OPTICS: Order-Preserved Test-Inverse Confidence Set for Number of Change-Points
提出一种保序检验逆置信集方法,为变点数量提供置信区间,在更宽松条件下保证覆盖真实变点数,并可用于评估点估计算法效果。
Determining the number of change-points is a first-step and fundamental task in change-point detection problems, as it lays the groundwork for subsequent change-point position estimation. While the existing literature offers various methods for consistently estimating the number of change-points, these methods typically yield a single point estimate without any assurance that it recovers the true number of changes in a specific dataset. Moreover, achieving consistency often hinges on very stringent conditions that can be challenging to verify in practice.
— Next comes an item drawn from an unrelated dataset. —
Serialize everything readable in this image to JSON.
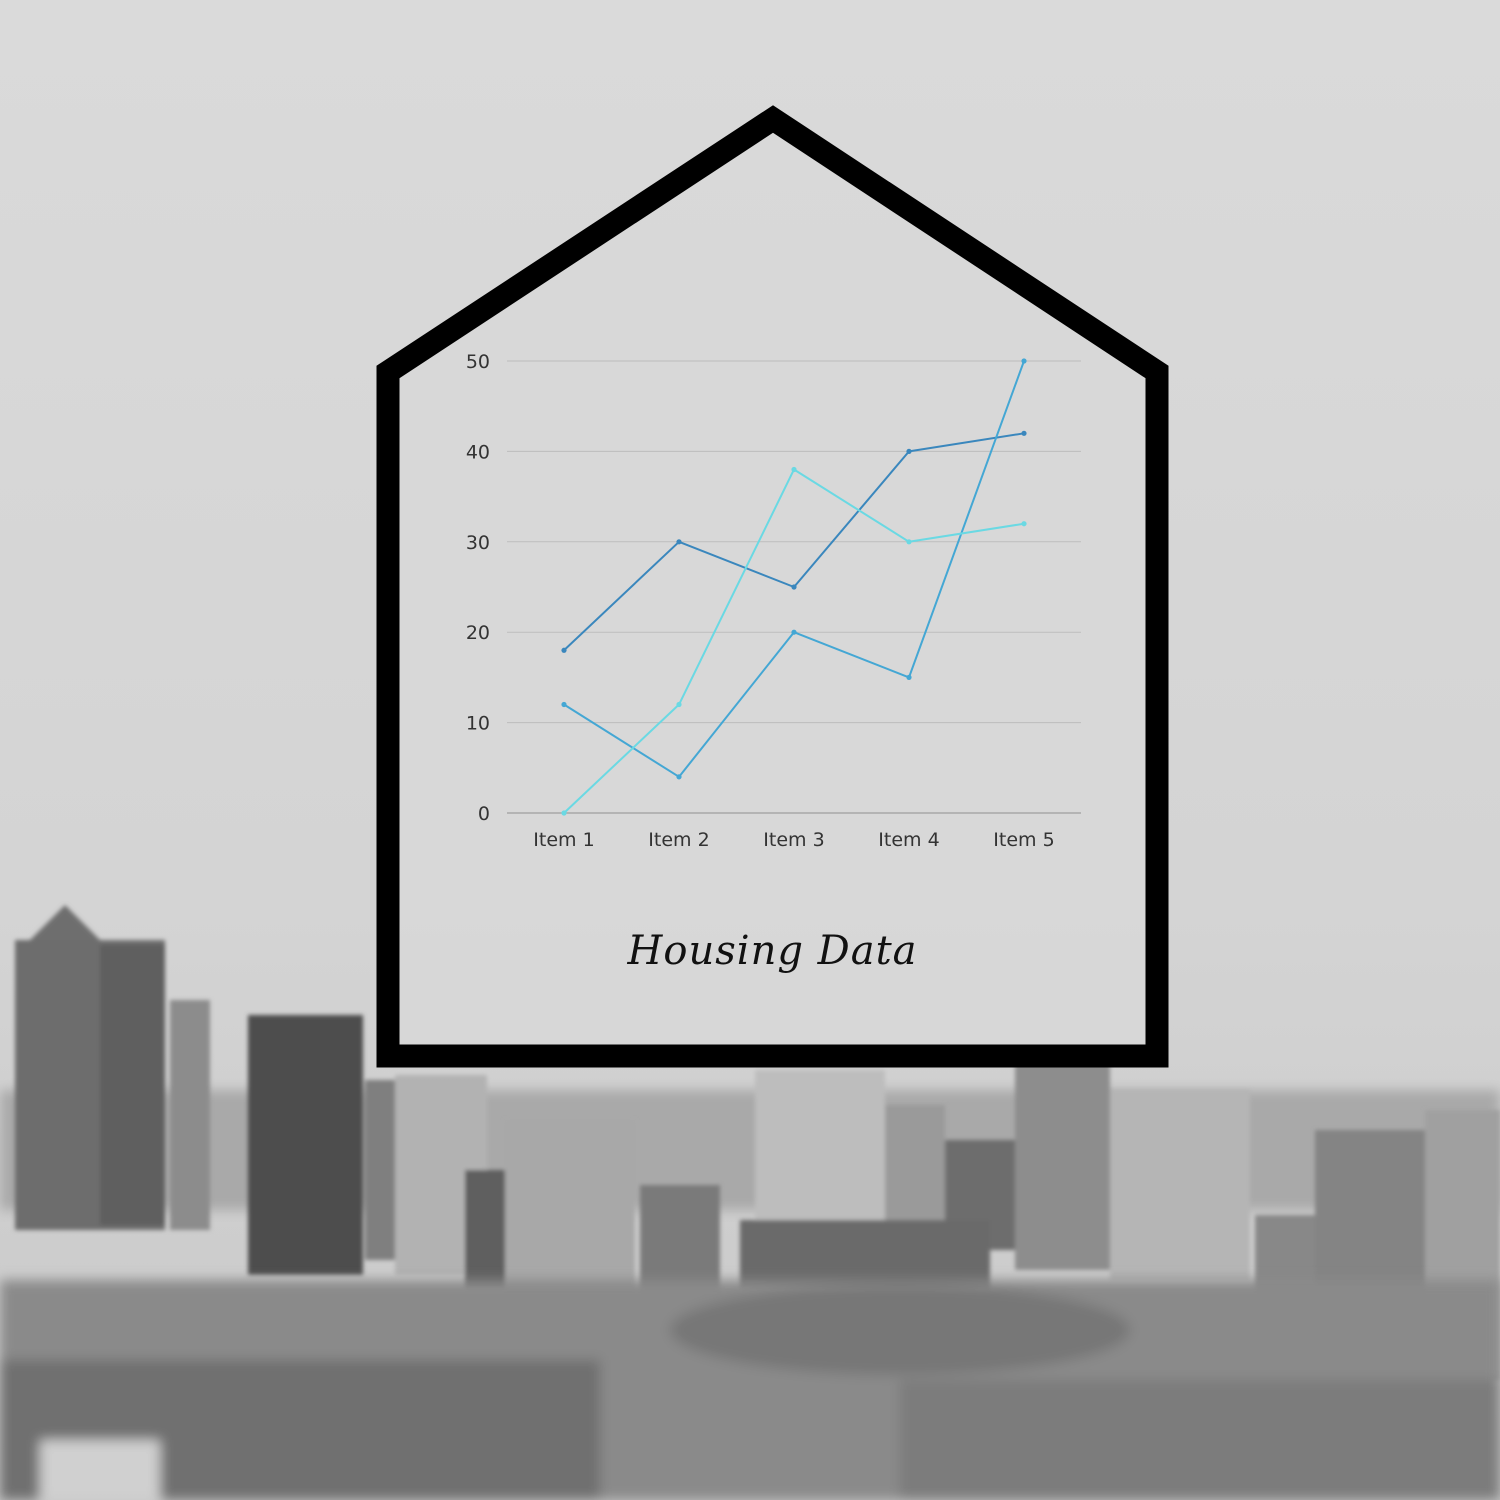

To address these issues, we propose to construct a unified order-preserved test-inverse confidence set (OPTICS) for the number of change-points. It provides a set of possible values within which the true number of change-points is guaranteed to lie with a specified level of confidence. We further proved that OPTICS is sufficiently narrow to be powerful and informative by deriving the order of its cardinality. Remarkably, the theory of OPTICS is established under more relaxed conditions than those required by most point estimation techniques. We also advocate multiple-splitting procedures to enhance its stability, and extend it to heavy-tailed and dependent settings. As a byproduct, we may leverage the constructed confidence set to assess the effectiveness of point-estimation algorithms. Through extensive simulation studies, we demonstrate the superior performance of OPTICS. Additionally, we apply this method to analyze a bladder tumor microarray dataset.